# How well do they REALLY work?



## Lookin'foraLife (Jan 2, 2009)

Hi all, I'd really appreciate an answer from anyone who has experience with antidepressants for IBS-C.My GP has been pressing me to begin Cipralex and claims it helped her other patients with IBS after about 2 months of gradually working up to 10 mgs. I've been hesitant up till now trying different treatments but now I'm really desperate and am considering giving it a try soon.My questions are: 1) What outcome on my IBS can I realistically expect from antidepressants as far as improvement for: nausea, bloating, gas, constipation and will I be able to eat once again as a normal person (today I live on oatmeal, cooked vegetables and eggs)???2) Also how much is it possible for those symptoms to improve as far as percentages? 3) How long must one continue taking the meds to maintain results? All our lives?!Thank you in advance for any response!


----------



## Kathleen M. (Nov 16, 1999)

Well the clinical trial I was in http://www.ncbi.nlm.nih.gov/pubmed/1285186...Pubmed_RVDocSum they had pretty good results with that particular antidepressant even with a high placebo rate. Particularly when they made sure people were getting a high enough blood concentration to be working were checked for. It is hard to know if 60% is better then 47% statistically. Unfortunately you see that a lot with IBS. Just the hope the drug will work sometimes makes people better even if they are just getting a sugar pill.When they work people range in how well, but some people basically are normal on them. The main effects tend to be on pain and discomfort (and sometimes bloating is the abdominal wall pushing out to take pressure off the intestines. However they also effect stool consistency. The problem with these meds is the same for all things they are used to treat. Finding the right med for the right person.
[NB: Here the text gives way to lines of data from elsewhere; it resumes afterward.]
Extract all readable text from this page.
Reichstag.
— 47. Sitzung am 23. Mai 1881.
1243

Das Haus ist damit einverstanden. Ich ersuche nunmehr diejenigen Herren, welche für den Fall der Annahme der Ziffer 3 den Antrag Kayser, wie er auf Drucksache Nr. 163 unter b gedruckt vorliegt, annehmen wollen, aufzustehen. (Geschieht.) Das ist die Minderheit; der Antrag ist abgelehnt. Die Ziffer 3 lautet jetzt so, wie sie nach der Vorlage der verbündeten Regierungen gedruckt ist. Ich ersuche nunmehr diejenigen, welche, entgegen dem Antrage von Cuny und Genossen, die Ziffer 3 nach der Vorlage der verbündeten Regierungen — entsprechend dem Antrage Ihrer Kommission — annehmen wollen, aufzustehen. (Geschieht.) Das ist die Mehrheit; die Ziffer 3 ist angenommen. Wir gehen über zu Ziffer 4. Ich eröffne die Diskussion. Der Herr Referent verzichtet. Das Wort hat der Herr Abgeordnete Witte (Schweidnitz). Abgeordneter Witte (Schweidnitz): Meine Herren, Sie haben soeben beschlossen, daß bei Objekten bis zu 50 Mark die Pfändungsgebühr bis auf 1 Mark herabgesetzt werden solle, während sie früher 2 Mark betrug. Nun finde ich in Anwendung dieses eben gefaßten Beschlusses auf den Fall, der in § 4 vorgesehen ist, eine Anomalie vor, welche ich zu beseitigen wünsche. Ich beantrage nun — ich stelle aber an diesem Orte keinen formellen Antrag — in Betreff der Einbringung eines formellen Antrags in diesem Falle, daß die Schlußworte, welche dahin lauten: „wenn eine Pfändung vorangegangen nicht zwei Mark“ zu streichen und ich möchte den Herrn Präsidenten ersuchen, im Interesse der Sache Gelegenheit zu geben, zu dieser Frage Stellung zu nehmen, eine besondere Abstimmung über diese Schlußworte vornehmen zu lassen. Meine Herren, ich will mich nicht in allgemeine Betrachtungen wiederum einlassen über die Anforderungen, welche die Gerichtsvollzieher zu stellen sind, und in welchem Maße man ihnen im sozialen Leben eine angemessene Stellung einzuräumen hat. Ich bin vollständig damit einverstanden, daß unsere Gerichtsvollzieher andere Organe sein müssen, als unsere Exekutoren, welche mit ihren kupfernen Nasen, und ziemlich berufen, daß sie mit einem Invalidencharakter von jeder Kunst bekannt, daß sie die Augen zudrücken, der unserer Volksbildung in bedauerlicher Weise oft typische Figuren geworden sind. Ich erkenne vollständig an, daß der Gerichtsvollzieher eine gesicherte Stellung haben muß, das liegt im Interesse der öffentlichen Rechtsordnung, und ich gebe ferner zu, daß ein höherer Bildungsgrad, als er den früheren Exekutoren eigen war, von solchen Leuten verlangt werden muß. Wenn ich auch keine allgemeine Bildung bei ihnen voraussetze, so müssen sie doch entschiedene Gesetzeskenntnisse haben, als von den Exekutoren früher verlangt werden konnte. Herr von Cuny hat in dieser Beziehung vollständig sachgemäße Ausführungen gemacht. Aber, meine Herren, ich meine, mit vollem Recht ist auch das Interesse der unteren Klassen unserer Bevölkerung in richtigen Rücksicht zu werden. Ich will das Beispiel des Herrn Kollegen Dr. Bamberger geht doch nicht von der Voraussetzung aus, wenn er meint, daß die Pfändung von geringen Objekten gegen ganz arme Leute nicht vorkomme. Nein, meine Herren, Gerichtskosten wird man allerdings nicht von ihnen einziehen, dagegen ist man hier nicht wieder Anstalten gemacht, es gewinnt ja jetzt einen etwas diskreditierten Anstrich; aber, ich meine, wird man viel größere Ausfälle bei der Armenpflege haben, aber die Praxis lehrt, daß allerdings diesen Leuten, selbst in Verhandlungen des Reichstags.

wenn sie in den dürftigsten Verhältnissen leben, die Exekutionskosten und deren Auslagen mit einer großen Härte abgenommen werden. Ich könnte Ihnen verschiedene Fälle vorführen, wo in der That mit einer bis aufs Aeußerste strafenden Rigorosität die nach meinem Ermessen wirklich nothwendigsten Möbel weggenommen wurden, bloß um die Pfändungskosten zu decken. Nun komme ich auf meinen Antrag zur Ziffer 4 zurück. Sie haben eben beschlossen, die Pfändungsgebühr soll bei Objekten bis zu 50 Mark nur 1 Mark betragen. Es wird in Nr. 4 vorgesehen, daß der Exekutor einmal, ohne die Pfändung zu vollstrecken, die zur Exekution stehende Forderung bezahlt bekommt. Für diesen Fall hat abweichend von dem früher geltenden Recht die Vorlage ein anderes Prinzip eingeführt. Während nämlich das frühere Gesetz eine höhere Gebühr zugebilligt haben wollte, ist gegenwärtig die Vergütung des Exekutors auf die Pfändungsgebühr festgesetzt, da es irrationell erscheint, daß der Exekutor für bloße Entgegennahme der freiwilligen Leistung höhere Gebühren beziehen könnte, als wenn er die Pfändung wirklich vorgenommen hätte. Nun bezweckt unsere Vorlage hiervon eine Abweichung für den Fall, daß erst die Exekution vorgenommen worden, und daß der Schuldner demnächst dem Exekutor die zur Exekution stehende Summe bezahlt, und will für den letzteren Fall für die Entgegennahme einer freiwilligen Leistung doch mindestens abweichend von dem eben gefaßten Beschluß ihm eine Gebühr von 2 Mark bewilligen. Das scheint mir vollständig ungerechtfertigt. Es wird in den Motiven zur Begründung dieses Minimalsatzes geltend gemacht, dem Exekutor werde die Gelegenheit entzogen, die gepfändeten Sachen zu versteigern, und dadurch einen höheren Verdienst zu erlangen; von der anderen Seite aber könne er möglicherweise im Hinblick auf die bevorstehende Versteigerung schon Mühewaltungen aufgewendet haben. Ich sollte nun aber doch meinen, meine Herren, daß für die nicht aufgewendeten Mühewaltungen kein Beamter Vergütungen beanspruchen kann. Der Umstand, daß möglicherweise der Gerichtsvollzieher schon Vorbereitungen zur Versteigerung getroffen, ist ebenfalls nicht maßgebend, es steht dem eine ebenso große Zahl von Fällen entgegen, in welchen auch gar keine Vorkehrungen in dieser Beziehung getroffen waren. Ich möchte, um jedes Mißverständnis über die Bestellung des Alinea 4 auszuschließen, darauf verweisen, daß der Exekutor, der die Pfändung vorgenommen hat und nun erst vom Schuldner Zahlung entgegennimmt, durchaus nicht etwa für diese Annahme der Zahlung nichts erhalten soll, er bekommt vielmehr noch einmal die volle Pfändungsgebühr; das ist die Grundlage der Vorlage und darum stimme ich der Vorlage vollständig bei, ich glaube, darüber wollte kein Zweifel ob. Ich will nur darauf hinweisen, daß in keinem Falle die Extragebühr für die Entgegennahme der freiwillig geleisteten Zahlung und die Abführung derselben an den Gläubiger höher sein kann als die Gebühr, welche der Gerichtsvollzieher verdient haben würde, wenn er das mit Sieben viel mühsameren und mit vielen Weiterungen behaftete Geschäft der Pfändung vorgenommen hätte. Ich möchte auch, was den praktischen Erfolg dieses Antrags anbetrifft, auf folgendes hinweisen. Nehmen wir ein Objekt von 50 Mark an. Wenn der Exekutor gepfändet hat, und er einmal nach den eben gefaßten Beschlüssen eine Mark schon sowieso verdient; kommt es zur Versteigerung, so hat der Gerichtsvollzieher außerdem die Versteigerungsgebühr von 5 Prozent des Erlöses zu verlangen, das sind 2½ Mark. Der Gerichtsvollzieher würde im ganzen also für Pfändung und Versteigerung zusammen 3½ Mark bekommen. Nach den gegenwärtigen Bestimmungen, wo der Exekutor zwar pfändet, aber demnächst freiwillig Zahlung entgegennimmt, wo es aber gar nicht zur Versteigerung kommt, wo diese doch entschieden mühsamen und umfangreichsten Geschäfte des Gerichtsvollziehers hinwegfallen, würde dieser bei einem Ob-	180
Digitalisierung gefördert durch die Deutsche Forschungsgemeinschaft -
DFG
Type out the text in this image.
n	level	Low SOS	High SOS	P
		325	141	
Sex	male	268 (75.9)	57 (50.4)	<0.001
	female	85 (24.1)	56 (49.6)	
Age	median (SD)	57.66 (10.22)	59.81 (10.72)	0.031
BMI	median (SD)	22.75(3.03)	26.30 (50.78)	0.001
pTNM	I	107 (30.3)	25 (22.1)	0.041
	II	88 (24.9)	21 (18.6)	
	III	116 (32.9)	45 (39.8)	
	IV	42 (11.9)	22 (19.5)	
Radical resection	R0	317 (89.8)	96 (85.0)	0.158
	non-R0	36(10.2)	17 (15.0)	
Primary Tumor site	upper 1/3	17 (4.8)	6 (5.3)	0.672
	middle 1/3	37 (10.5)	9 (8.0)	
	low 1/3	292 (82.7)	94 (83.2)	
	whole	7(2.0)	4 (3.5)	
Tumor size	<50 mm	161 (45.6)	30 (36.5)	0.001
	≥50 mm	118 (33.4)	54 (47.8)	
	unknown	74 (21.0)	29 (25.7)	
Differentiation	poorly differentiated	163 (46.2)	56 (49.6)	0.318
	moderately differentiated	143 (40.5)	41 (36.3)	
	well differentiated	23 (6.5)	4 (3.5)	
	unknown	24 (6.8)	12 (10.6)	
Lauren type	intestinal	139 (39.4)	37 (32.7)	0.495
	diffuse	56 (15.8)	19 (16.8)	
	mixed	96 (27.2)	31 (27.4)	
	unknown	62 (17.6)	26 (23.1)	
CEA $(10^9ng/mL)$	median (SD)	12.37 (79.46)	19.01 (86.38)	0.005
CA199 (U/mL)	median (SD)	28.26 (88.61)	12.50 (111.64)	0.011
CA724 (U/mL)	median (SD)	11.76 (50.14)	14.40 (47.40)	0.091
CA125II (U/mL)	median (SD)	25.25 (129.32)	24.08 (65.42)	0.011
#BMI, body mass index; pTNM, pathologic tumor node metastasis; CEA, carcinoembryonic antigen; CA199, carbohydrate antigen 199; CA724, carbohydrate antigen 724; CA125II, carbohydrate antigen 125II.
Sometimes you have to try more than one, and it takes a couple of weeks to a couple of months per test to see if it helps.If the IBS stays bad your whole life you may be on the meds for the long term. However IBS can go into remission so it might be wise to come off them every so often (which can be a pain as some you really have to taper off to avoid side effects from the dropping dose) to see if you really still need them.


----------



## Lookin'foraLife (Jan 2, 2009)

Thanks!Do you know what the long-term side effects may be? My doctor said the only side effect that persists for the duration of the treatment is lowered libido.


----------



## Guest (Apr 5, 2009)

So am I right in thinking - you're going onto anti-d's for IBS and not depression. I've been educated since coming on this board cos I'd never heard of such a thing.I'm on 30mg mitrazapene an SSRI derivative for chronic depression - so I suppose I could say in general terms, watch out for side-effects in the first couple of weeks - you may get nausea, diziness, dry mouth and weight alterations - but then again, you may be lucky and be fine. As Kath says - be careful about tapering off. Once you get used to them, I should think at 10mg, you should be fine.I'm well and happy and have been now for 3 years on my anti-d's - my only side-effect long-term has been weight gain - I have a constant appetite so have to watch that, but for good mental health - I'm pragmatic about that.Good luck - you must be desperate - it seems an odd thing to take anti-d's for IBS but as I say, I'm being educated here and I believe that they work well.Sue


----------



## cherrypie09 (Jan 20, 2009)

Hi. SueCan you tell me please if mirtazapine can make you feel light headed and dizzy especially when you stand from sitting. I see you take it and was hoping you could help. I started on 15mg 5 weeks ago and now have been taking 30mg for the last 2 weeks, it has only been the last week i have been feeling like this. any advice appreciated.


----------



## Lookin'foraLife (Jan 2, 2009)

Hi Sue,Yes, I know it sounds strange to take them for IBS, however there is alot of research backing it and that's all my doctor will prescribe for my IBS, so if all else fails, and much already has, I'd rather take them than continue this IBS nightmare. About the weight gain side effect, if all goes well and the antidepressant allows me to revert to eating like a normal person (not only tiny portions of cooked veggies all day long), I've a lot to compensate for and I'll probably eat like there's no tomorrow in any case!


----------



## Guest (Apr 7, 2009)

Oh no, I'm not questioning the prescription of anti'ds for IBS symptoms - its something I've been "educated" in since joining this board. You sound like a pragmatic, sensible bod so I wish you well - yes, I'm sure its all about weighing up the pros and cons. Nothing is ideal when managing a chronic illness, be it mental, physical or a combination of the two - but its trying to get a balance that lets you get on with your life isn't it.Good luck - do keep in touch, let us know how you go on.Sue


----------